IV. Failure to State a Cognizable Claim

In his complaint, plaintiff alleges that he has been deprived of his personal property and seeks declaratory judgment, monetary damages and an injunction. Plaintiff explains in his complaint that when he was being transferred to a different institution of confinement, defendant correctional sergeant Carr disregarded prison rules and regulations concerning the transfer of personal property which resulted in the loss of plaintiff's personal property. According to plaintiff, defendants Fisher, Brazelton and Lozano were involved in denying plaintiff's inmate appeal in which he complained of his property loss and that too deprived plaintiff of his property rights.

The United States Supreme Court has held that "an unauthorized intentional deprivation of property by a state employee does not constitute a violation of the procedural requirements of the Due Process Clause of the Fourteenth Amendment if a meaningful post-deprivation remedy for the loss is available." Hudson v. Palmer , 468 U.S. 517, 533 (1984). Thus, where the state provides a meaningful post-deprivation remedy, only authorized, intentional deprivations constitute actionable violations of the Due Process Clause. An authorized deprivation is one carried out pursuant to established state procedures, regulations, or statutes. Piatt v. McDougall , 773 F.2d 1032, 1036 (9th Cir. 1985); see also Knudson v. City of Ellensburg , 832 F.2d 1142, 1149 (9th Cir. 1987).
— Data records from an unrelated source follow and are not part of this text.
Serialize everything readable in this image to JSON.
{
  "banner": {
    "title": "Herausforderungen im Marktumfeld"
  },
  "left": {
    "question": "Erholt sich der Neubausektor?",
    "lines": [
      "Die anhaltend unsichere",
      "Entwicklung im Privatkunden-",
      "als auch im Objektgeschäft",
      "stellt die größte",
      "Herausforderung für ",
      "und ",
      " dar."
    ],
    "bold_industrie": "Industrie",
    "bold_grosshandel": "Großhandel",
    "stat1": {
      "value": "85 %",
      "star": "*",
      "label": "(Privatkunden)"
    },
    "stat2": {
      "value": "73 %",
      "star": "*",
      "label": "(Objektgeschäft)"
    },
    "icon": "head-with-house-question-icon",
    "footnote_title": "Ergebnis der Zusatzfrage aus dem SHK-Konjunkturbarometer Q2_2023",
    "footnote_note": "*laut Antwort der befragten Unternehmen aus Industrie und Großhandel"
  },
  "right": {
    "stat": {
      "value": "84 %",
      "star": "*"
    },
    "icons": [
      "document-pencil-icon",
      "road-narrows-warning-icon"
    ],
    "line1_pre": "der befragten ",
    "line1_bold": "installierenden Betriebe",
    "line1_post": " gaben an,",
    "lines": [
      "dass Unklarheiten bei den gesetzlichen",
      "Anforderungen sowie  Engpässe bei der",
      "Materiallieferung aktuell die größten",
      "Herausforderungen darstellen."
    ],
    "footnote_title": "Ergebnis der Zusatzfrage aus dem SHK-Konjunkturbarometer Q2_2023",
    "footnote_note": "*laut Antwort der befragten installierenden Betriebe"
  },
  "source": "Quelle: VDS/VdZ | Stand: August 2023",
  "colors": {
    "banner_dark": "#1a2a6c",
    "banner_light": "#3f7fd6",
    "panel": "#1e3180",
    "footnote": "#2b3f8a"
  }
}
Here, plaintiff contends that regulations exist concerning the transfer of prisoners' personal property and that defendant Carr "deliberate[ly] disregard[ed]" those regulations which resulted in plaintiff's loss of his property. (ECF No. 1 at 3.) Thus, plaintiff is alleging an unauthorized intentional deprivation of his property. The California Legislature has provided a remedy for tort claims against public officials in the California Government Code, §§ 900, et seq. Therefore, plaintiff must seek redress in the state system and he cannot sue in federal court on a claim that the defendant Carr deprived him of property without due process of the law. Hudson , 468 U.S. at 533. Plaintiff's claim against defendants Fisher, Brazelton and Lozano must also be dismissed for the same reason and, in addition, because plaintiff has failed to allege that those named defendants were involved in the loss of his property beyond their involvement in the denial of his inmate appeal.

V. Conclusion

In accordance with the above, IT IS HEREBY ORDERED that:

1. Plaintiff's September 10, 2012 application to proceed in forma pauperis is granted.

2. Plaintiff is obligated to pay the statutory filing fee of $350.00 for this action. Plaintiff is assessed an initial partial filing fee. All fees shall be collected and paid in accordance with this court's order to the Director of the California Department of Corrections and Rehabilitation filed concurrently herewith.

Also, IT IS HEREBY RECOMMENDED that this action be dismissed for failure to state a cognizable claim. See 28 U.S.C. § 1915(e)(2).

These findings and recommendations are submitted to the United States District Judge assigned to the case, pursuant to the provisions of 28 U.S.C. § 636(b)(l). Within fourteen days after being served with these findings and recommendations, plaintiff may file written objections with the court. Such a document should be captioned "Objections to Magistrate Judge's Findings and Recommendations." Plaintiff is advised that failure to file objections within the specified time may waive the right to appeal the District Court's order. Martinez v. Ylst , 951 F.2d 1153 (9th Cir. 1991).